Milo Yiannopoulos gives a speech at Trinity University, San Antonio, Texas. Photograph: ZumaWire/Rex
Author Alexander Reid Ross agrees that irony has been deployed by the far right in chipping away at whatever prohibitions have existed around publicly adopting far-right politics. His book, Against the Fascist Creep .. https://www.amazon.com/Against-Fascist-Creep-Alexander-Reid/dp/1849352445 , published late last year, explores the long history of fascists attempting to mainstream their ideas, or even sell them to the left.
“Fascism is more or less a social taboo. It’s unacceptable in modern society,” Ross says. “Humour or irony is one of the ways that they can put forward their affective positions without having to fall back on any affirmative ideological positions.”
He adds: “They’re putting forward the anger, the sense of betrayal, the need for revenge, the resentment, the violence. They’re putting forward the male fantasies, the desire for a national community and a sense of unity and a rejection of Muslims. They’re doing all of that, but they’re not stating it.”
“The thing that people have to realize is that it isn’t that complicated. We know what they believe in, and if you say that you’re ‘alt-right’, presumably you believe in those things too.”
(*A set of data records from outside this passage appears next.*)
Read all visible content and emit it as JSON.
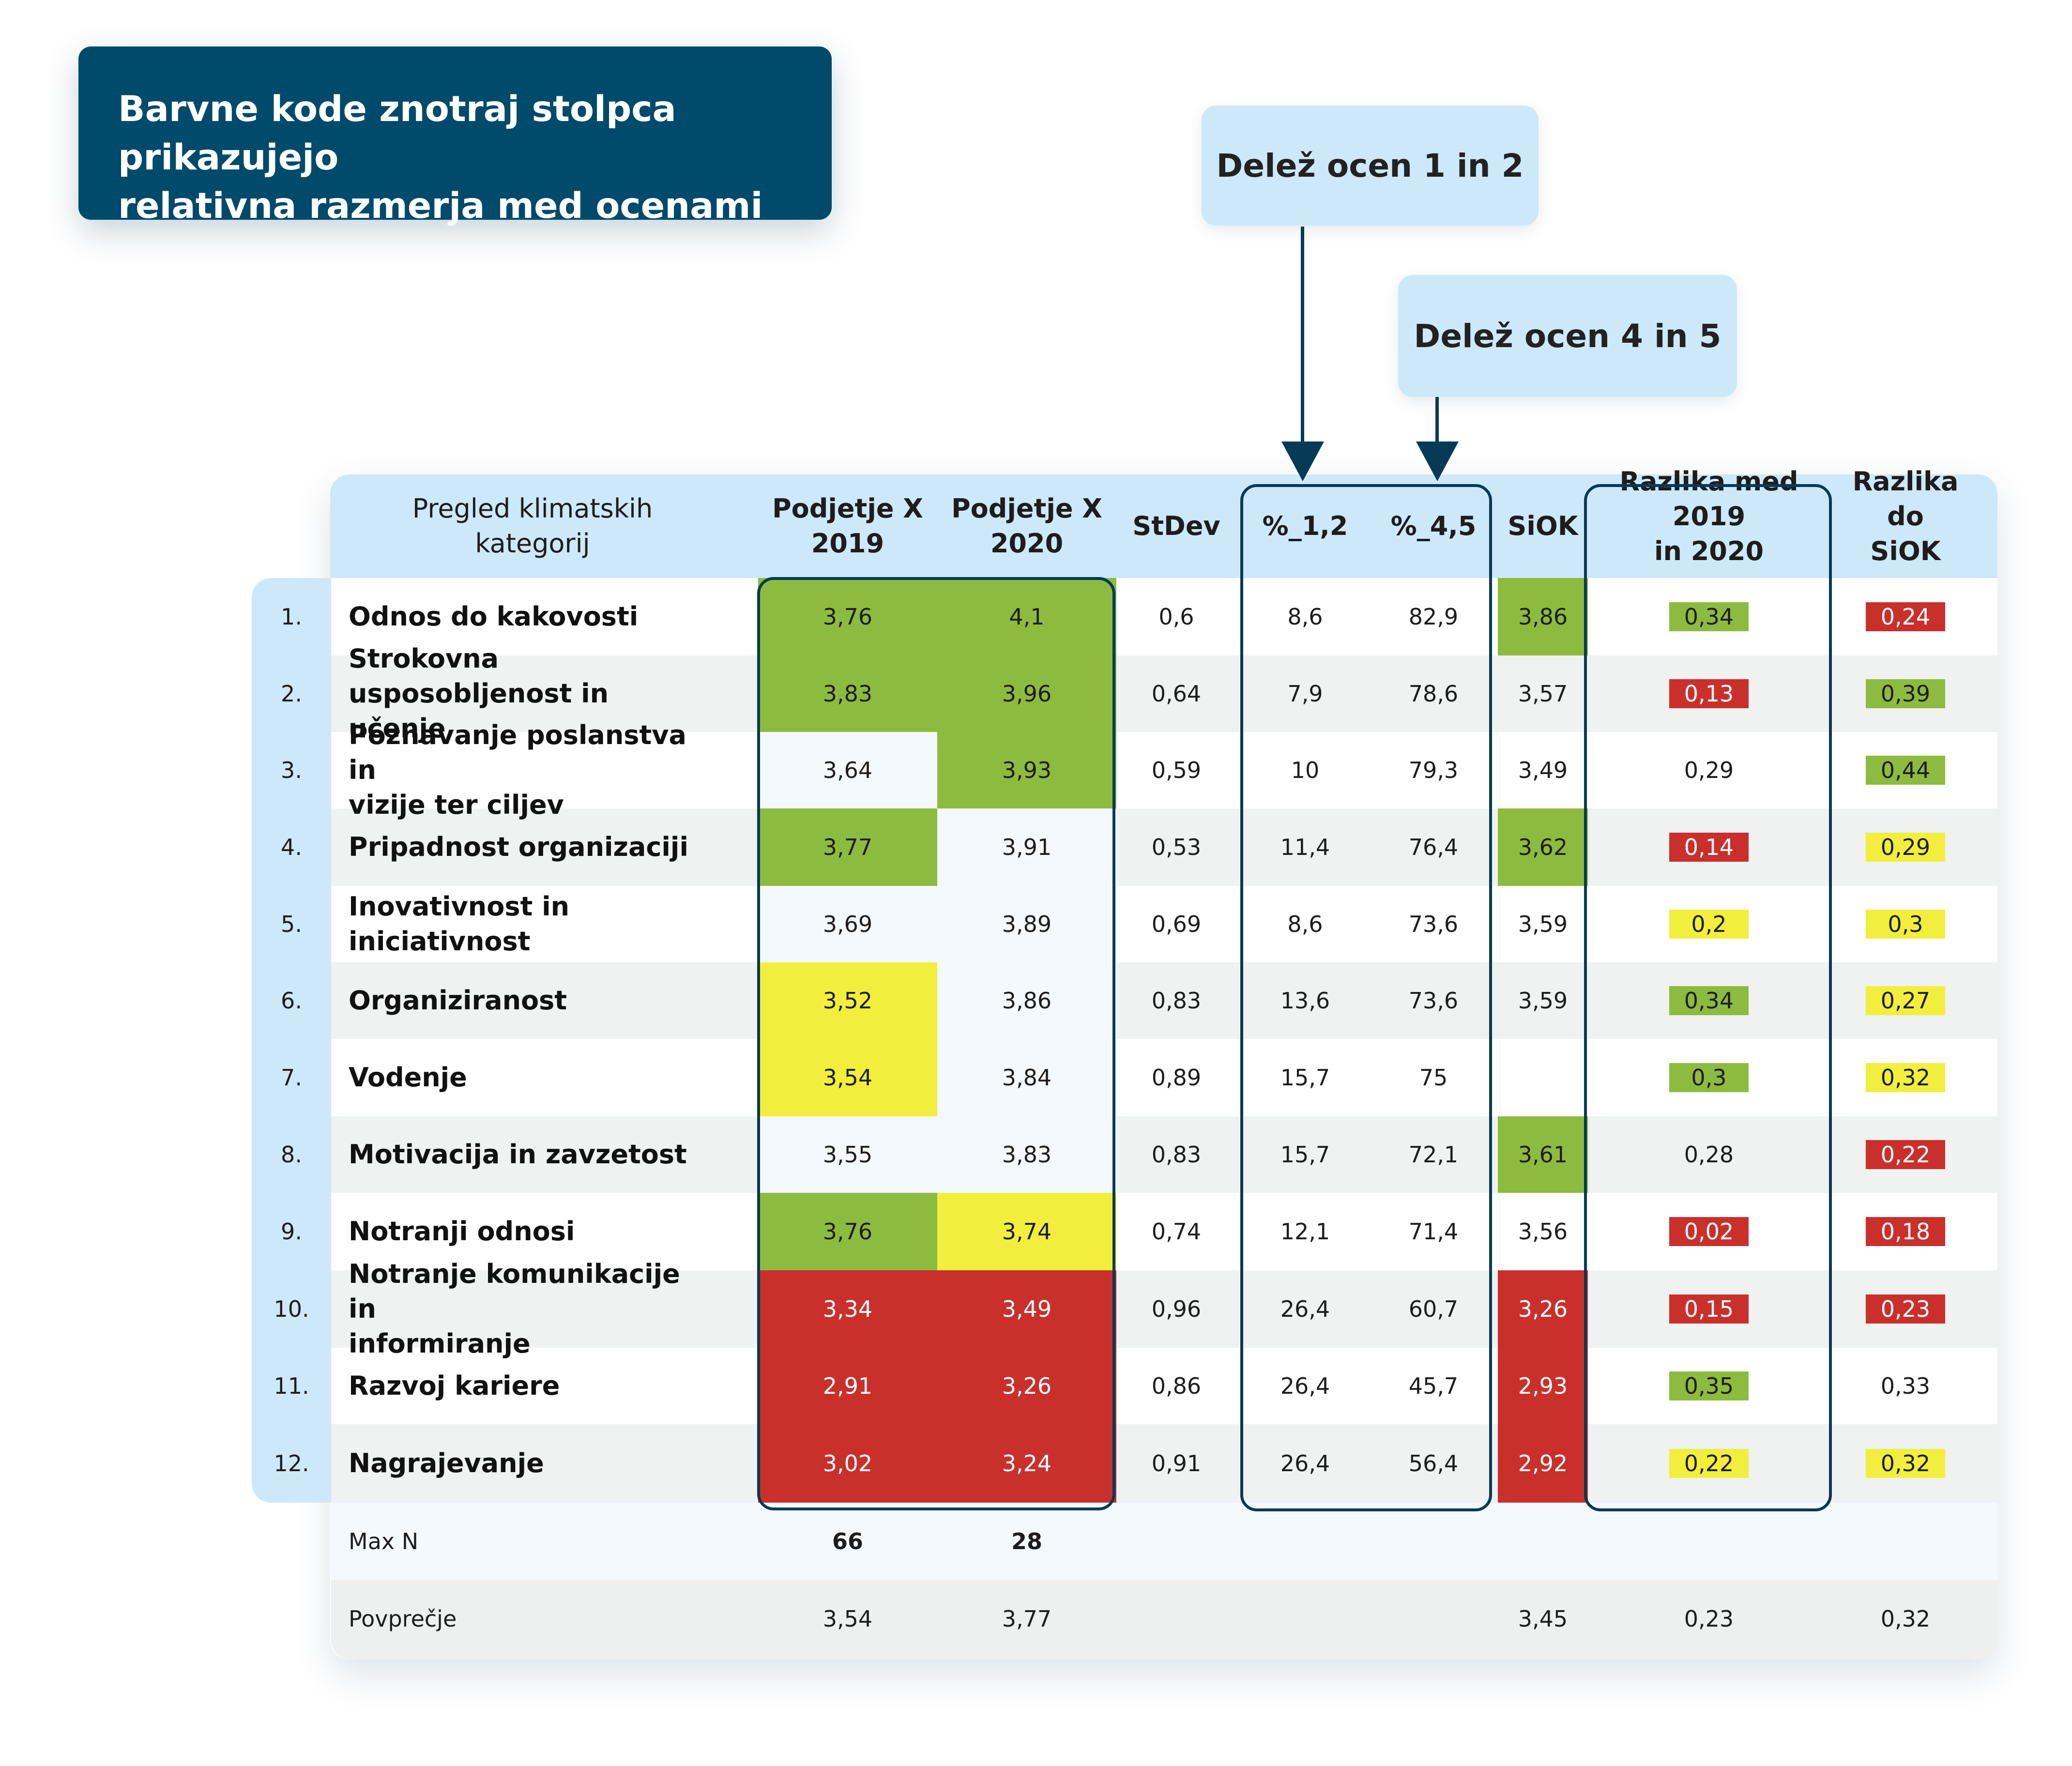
{
  "banner": {
    "text": "Barvne kode znotraj stolpca prikazujejo\nrelativna razmerja med ocenami"
  },
  "callouts": {
    "share_12": "Delež ocen 1 in 2",
    "share_45": "Delež ocen 4 in 5"
  },
  "colors": {
    "green": "#8dbb3f",
    "yellow": "#f2ee3d",
    "red": "#c9302c",
    "navy": "#004a6b",
    "light_blue": "#cde8f8"
  },
  "headers": {
    "category": "Pregled klimatskih\nkategorij",
    "y2019": "Podjetje X\n2019",
    "y2020": "Podjetje X\n2020",
    "stdev": "StDev",
    "p12": "%_1,2",
    "p45": "%_4,5",
    "siok": "SiOK",
    "diff_years": "Razlika med 2019\nin 2020",
    "diff_siok": "Razlika do\nSiOK"
  },
  "rows": [
    {
      "num": "1.",
      "cat": "Odnos do kakovosti",
      "y2019": "3,76",
      "y2020": "4,1",
      "stdev": "0,6",
      "p12": "8,6",
      "p45": "82,9",
      "siok": "3,86",
      "diff_years": "0,34",
      "diff_siok": "0,24",
      "c2019": "green",
      "c2020": "green",
      "csiok": "green",
      "cdy": "green",
      "cds": "red"
    },
    {
      "num": "2.",
      "cat": "Strokovna usposobljenost in\nučenje",
      "y2019": "3,83",
      "y2020": "3,96",
      "stdev": "0,64",
      "p12": "7,9",
      "p45": "78,6",
      "siok": "3,57",
      "diff_years": "0,13",
      "diff_siok": "0,39",
      "c2019": "green",
      "c2020": "green",
      "csiok": "",
      "cdy": "red",
      "cds": "green"
    },
    {
      "num": "3.",
      "cat": "Poznavanje poslanstva in\nvizije ter ciljev",
      "y2019": "3,64",
      "y2020": "3,93",
      "stdev": "0,59",
      "p12": "10",
      "p45": "79,3",
      "siok": "3,49",
      "diff_years": "0,29",
      "diff_siok": "0,44",
      "c2019": "",
      "c2020": "green",
      "csiok": "",
      "cdy": "",
      "cds": "green"
    },
    {
      "num": "4.",
      "cat": "Pripadnost organizaciji",
      "y2019": "3,77",
      "y2020": "3,91",
      "stdev": "0,53",
      "p12": "11,4",
      "p45": "76,4",
      "siok": "3,62",
      "diff_years": "0,14",
      "diff_siok": "0,29",
      "c2019": "green",
      "c2020": "",
      "csiok": "green",
      "cdy": "red",
      "cds": "yellow"
    },
    {
      "num": "5.",
      "cat": "Inovativnost in\niniciativnost",
      "y2019": "3,69",
      "y2020": "3,89",
      "stdev": "0,69",
      "p12": "8,6",
      "p45": "73,6",
      "siok": "3,59",
      "diff_years": "0,2",
      "diff_siok": "0,3",
      "c2019": "",
      "c2020": "",
      "csiok": "",
      "cdy": "yellow",
      "cds": "yellow"
    },
    {
      "num": "6.",
      "cat": "Organiziranost",
      "y2019": "3,52",
      "y2020": "3,86",
      "stdev": "0,83",
      "p12": "13,6",
      "p45": "73,6",
      "siok": "3,59",
      "diff_years": "0,34",
      "diff_siok": "0,27",
      "c2019": "yellow",
      "c2020": "",
      "csiok": "",
      "cdy": "green",
      "cds": "yellow"
    },
    {
      "num": "7.",
      "cat": "Vodenje",
      "y2019": "3,54",
      "y2020": "3,84",
      "stdev": "0,89",
      "p12": "15,7",
      "p45": "75",
      "siok": "",
      "diff_years": "0,3",
      "diff_siok": "0,32",
      "c2019": "yellow",
      "c2020": "",
      "csiok": "",
      "cdy": "green",
      "cds": "yellow"
    },
    {
      "num": "8.",
      "cat": "Motivacija in zavzetost",
      "y2019": "3,55",
      "y2020": "3,83",
      "stdev": "0,83",
      "p12": "15,7",
      "p45": "72,1",
      "siok": "3,61",
      "diff_years": "0,28",
      "diff_siok": "0,22",
      "c2019": "",
      "c2020": "",
      "csiok": "green",
      "cdy": "",
      "cds": "red"
    },
    {
      "num": "9.",
      "cat": "Notranji odnosi",
      "y2019": "3,76",
      "y2020": "3,74",
      "stdev": "0,74",
      "p12": "12,1",
      "p45": "71,4",
      "siok": "3,56",
      "diff_years": "0,02",
      "diff_siok": "0,18",
      "c2019": "green",
      "c2020": "yellow",
      "csiok": "",
      "cdy": "red",
      "cds": "red"
    },
    {
      "num": "10.",
      "cat": "Notranje komunikacije in\ninformiranje",
      "y2019": "3,34",
      "y2020": "3,49",
      "stdev": "0,96",
      "p12": "26,4",
      "p45": "60,7",
      "siok": "3,26",
      "diff_years": "0,15",
      "diff_siok": "0,23",
      "c2019": "red",
      "c2020": "red",
      "csiok": "red",
      "cdy": "red",
      "cds": "red"
    },
    {
      "num": "11.",
      "cat": "Razvoj kariere",
      "y2019": "2,91",
      "y2020": "3,26",
      "stdev": "0,86",
      "p12": "26,4",
      "p45": "45,7",
      "siok": "2,93",
      "diff_years": "0,35",
      "diff_siok": "0,33",
      "c2019": "red",
      "c2020": "red",
      "csiok": "red",
      "cdy": "green",
      "cds": ""
    },
    {
      "num": "12.",
      "cat": "Nagrajevanje",
      "y2019": "3,02",
      "y2020": "3,24",
      "stdev": "0,91",
      "p12": "26,4",
      "p45": "56,4",
      "siok": "2,92",
      "diff_years": "0,22",
      "diff_siok": "0,32",
      "c2019": "red",
      "c2020": "red",
      "csiok": "red",
      "cdy": "yellow",
      "cds": "yellow"
    }
  ],
  "footer": {
    "maxn_label": "Max N",
    "maxn_2019": "66",
    "maxn_2020": "28",
    "avg_label": "Povprečje",
    "avg_2019": "3,54",
    "avg_2020": "3,77",
    "avg_siok": "3,45",
    "avg_diff_years": "0,23",
    "avg_diff_siok": "0,32"
  }
}
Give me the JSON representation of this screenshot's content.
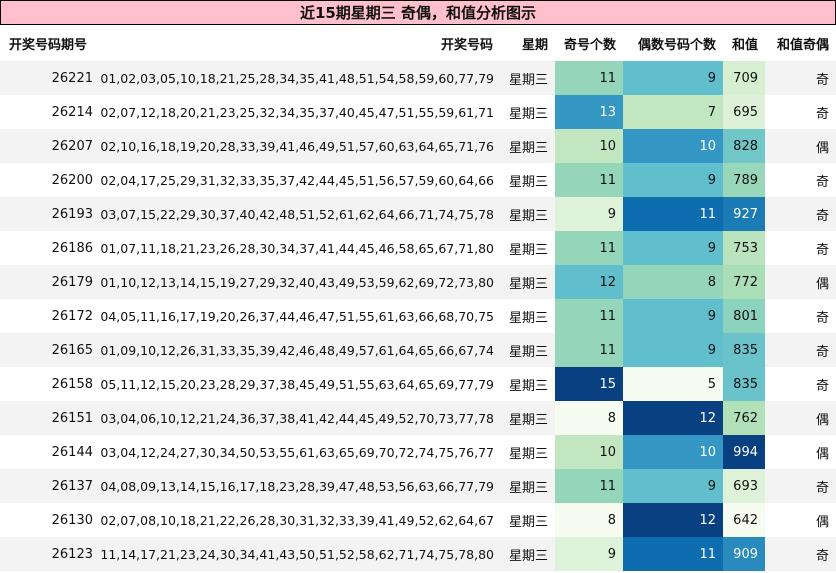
{
  "title": "近15期星期三 奇偶，和值分析图示",
  "columns": [
    "开奖号码期号",
    "开奖号码",
    "星期",
    "奇号个数",
    "偶数号码个数",
    "和值",
    "和值奇偶"
  ],
  "rows": [
    {
      "issue": "26221",
      "numbers": "01,02,03,05,10,18,21,25,28,34,35,41,48,51,54,58,59,60,77,79",
      "weekday": "星期三",
      "odd": 11,
      "even": 9,
      "sum": 709,
      "parity": "奇"
    },
    {
      "issue": "26214",
      "numbers": "02,07,12,18,20,21,23,25,32,34,35,37,40,45,47,51,55,59,61,71",
      "weekday": "星期三",
      "odd": 13,
      "even": 7,
      "sum": 695,
      "parity": "奇"
    },
    {
      "issue": "26207",
      "numbers": "02,10,16,18,19,20,28,33,39,41,46,49,51,57,60,63,64,65,71,76",
      "weekday": "星期三",
      "odd": 10,
      "even": 10,
      "sum": 828,
      "parity": "偶"
    },
    {
      "issue": "26200",
      "numbers": "02,04,17,25,29,31,32,33,35,37,42,44,45,51,56,57,59,60,64,66",
      "weekday": "星期三",
      "odd": 11,
      "even": 9,
      "sum": 789,
      "parity": "奇"
    },
    {
      "issue": "26193",
      "numbers": "03,07,15,22,29,30,37,40,42,48,51,52,61,62,64,66,71,74,75,78",
      "weekday": "星期三",
      "odd": 9,
      "even": 11,
      "sum": 927,
      "parity": "奇"
    },
    {
      "issue": "26186",
      "numbers": "01,07,11,18,21,23,26,28,30,34,37,41,44,45,46,58,65,67,71,80",
      "weekday": "星期三",
      "odd": 11,
      "even": 9,
      "sum": 753,
      "parity": "奇"
    },
    {
      "issue": "26179",
      "numbers": "01,10,12,13,14,15,19,27,29,32,40,43,49,53,59,62,69,72,73,80",
      "weekday": "星期三",
      "odd": 12,
      "even": 8,
      "sum": 772,
      "parity": "偶"
    },
    {
      "issue": "26172",
      "numbers": "04,05,11,16,17,19,20,26,37,44,46,47,51,55,61,63,66,68,70,75",
      "weekday": "星期三",
      "odd": 11,
      "even": 9,
      "sum": 801,
      "parity": "奇"
    },
    {
      "issue": "26165",
      "numbers": "01,09,10,12,26,31,33,35,39,42,46,48,49,57,61,64,65,66,67,74",
      "weekday": "星期三",
      "odd": 11,
      "even": 9,
      "sum": 835,
      "parity": "奇"
    },
    {
      "issue": "26158",
      "numbers": "05,11,12,15,20,23,28,29,37,38,45,49,51,55,63,64,65,69,77,79",
      "weekday": "星期三",
      "odd": 15,
      "even": 5,
      "sum": 835,
      "parity": "奇"
    },
    {
      "issue": "26151",
      "numbers": "03,04,06,10,12,21,24,36,37,38,41,42,44,45,49,52,70,73,77,78",
      "weekday": "星期三",
      "odd": 8,
      "even": 12,
      "sum": 762,
      "parity": "偶"
    },
    {
      "issue": "26144",
      "numbers": "03,04,12,24,27,30,34,50,53,55,61,63,65,69,70,72,74,75,76,77",
      "weekday": "星期三",
      "odd": 10,
      "even": 10,
      "sum": 994,
      "parity": "偶"
    },
    {
      "issue": "26137",
      "numbers": "04,08,09,13,14,15,16,17,18,23,28,39,47,48,53,56,63,66,77,79",
      "weekday": "星期三",
      "odd": 11,
      "even": 9,
      "sum": 693,
      "parity": "奇"
    },
    {
      "issue": "26130",
      "numbers": "02,07,08,10,18,21,22,26,28,30,31,32,33,39,41,49,52,62,64,67",
      "weekday": "星期三",
      "odd": 8,
      "even": 12,
      "sum": 642,
      "parity": "偶"
    },
    {
      "issue": "26123",
      "numbers": "11,14,17,21,23,24,30,34,41,43,50,51,52,58,62,71,74,75,78,80",
      "weekday": "星期三",
      "odd": 9,
      "even": 11,
      "sum": 909,
      "parity": "奇"
    }
  ],
  "color_scale": [
    "#f7fcf0",
    "#e0f3db",
    "#ccebc5",
    "#a8ddb5",
    "#7bccc4",
    "#4eb3d3",
    "#2b8cbe",
    "#0868ac",
    "#084081"
  ]
}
Rather than getting lost in the weeds of a fast-moving internet culture, we should be bearing down hard on those core beliefs.
“Journalists should be saying, ‘I don’t want to talk about Pepe memes and hand signs. Tell me what are the limits of what you’re prepared to do’. We should force them to talk about what they really stand for,” Nagle says.
In future, the best step may be to meet irony with sincerity.